A mercifully short update today, it's late, I'm tired and this doesn't require verbosity.
Interesting debate on Facebook tonight about God and free will. Having given it some thought, I've concluded that God cannot be loving, merciful or benevolent if we have free will, not if God exists the way most theists claim. Here's my reasoning.
I'll use myself as an example.
The argument most theists give is that God knows all; past, present and future. If that is the case the following must be true.
1 ~ God knew before he created me that I would be a life long atheist
2 ~ I cannot later decide to convert to being a believer as this violates 1
Now, the logic here follows that;
In 1 God knows he will be punishing me before I'm even created. He must do if he knows past, present and future yet he still creates me. If he knows that will lead to my subsequent punishment for not believing in him then he cannot be loving, forgiving or benevolent.
In 2 I cannot have free will as God already knows my future in 1. If God foresaw my dying an atheist it is impossible for me to change to theism without violating 1. What may seem like free will must be predetermined otherwise God cannot possibly know the future.
The result of this is that either God cannot be all knowing and is therefore unaware of our future, or he is far from loving and benevolent as he knowingly creates those he'll subsequently punish, even though they have absolutely no control over something that he's foreseen.
If God is truly loving and benevolent then he would only create those whom he has foreseen to be worshipful of him, as he demands.
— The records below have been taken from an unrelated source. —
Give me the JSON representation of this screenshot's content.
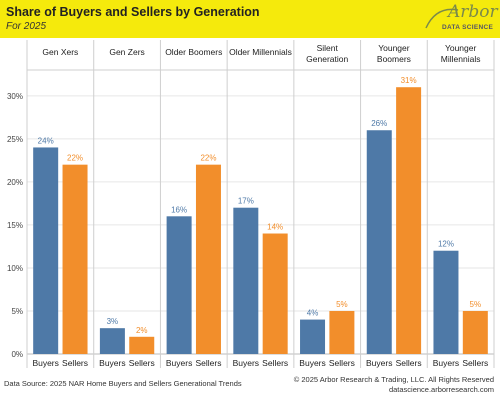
{
  "header": {
    "title": "Share of Buyers and Sellers by Generation",
    "subtitle": "For 2025"
  },
  "logo": {
    "name": "Arbor",
    "tagline": "DATA SCIENCE"
  },
  "footer": {
    "source": "Data Source: 2025 NAR Home Buyers and Sellers Generational Trends",
    "copyright": "© 2025 Arbor Research & Trading, LLC. All Rights Reserved",
    "website": "datascience.arborresearch.com"
  },
  "colors": {
    "buyers": "#4e79a7",
    "sellers": "#f28e2b",
    "title_band": "#f5ea0c"
  },
  "chart_data": {
    "type": "bar",
    "categories": [
      "Gen Xers",
      "Gen Zers",
      "Older Boomers",
      "Older Millennials",
      "Silent Generation",
      "Younger Boomers",
      "Younger Millennials"
    ],
    "category_lines": [
      [
        "Gen Xers"
      ],
      [
        "Gen Zers"
      ],
      [
        "Older Boomers"
      ],
      [
        "Older Millennials"
      ],
      [
        "Silent",
        "Generation"
      ],
      [
        "Younger",
        "Boomers"
      ],
      [
        "Younger",
        "Millennials"
      ]
    ],
    "series": [
      {
        "name": "Buyers",
        "values": [
          24,
          3,
          16,
          17,
          4,
          26,
          12
        ],
        "labels": [
          "24%",
          "3%",
          "16%",
          "17%",
          "4%",
          "26%",
          "12%"
        ]
      },
      {
        "name": "Sellers",
        "values": [
          22,
          2,
          22,
          14,
          5,
          31,
          5
        ],
        "labels": [
          "22%",
          "2%",
          "22%",
          "14%",
          "5%",
          "31%",
          "5%"
        ]
      }
    ],
    "y_ticks": [
      0,
      5,
      10,
      15,
      20,
      25,
      30
    ],
    "y_tick_labels": [
      "0%",
      "5%",
      "10%",
      "15%",
      "20%",
      "25%",
      "30%"
    ],
    "ylim": [
      0,
      33
    ],
    "grid": true,
    "title": "Share of Buyers and Sellers by Generation",
    "subtitle": "For 2025"
  }
}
He doesn't, he creates life long atheists too – then punishes them.
It was suggested to me that the multi-verse argument might negate this, given that all possibilities are presented. However, theists claim that God is outside of space and time, therefore he would still know all possible outcomes – yet continues to create those who will, logically, have no say over their destiny as he's already seen it.
An all knowing God cannot possibly be compatible with free will, nor can he be loving, forgiving or benevolent. Seems quite obvious to me.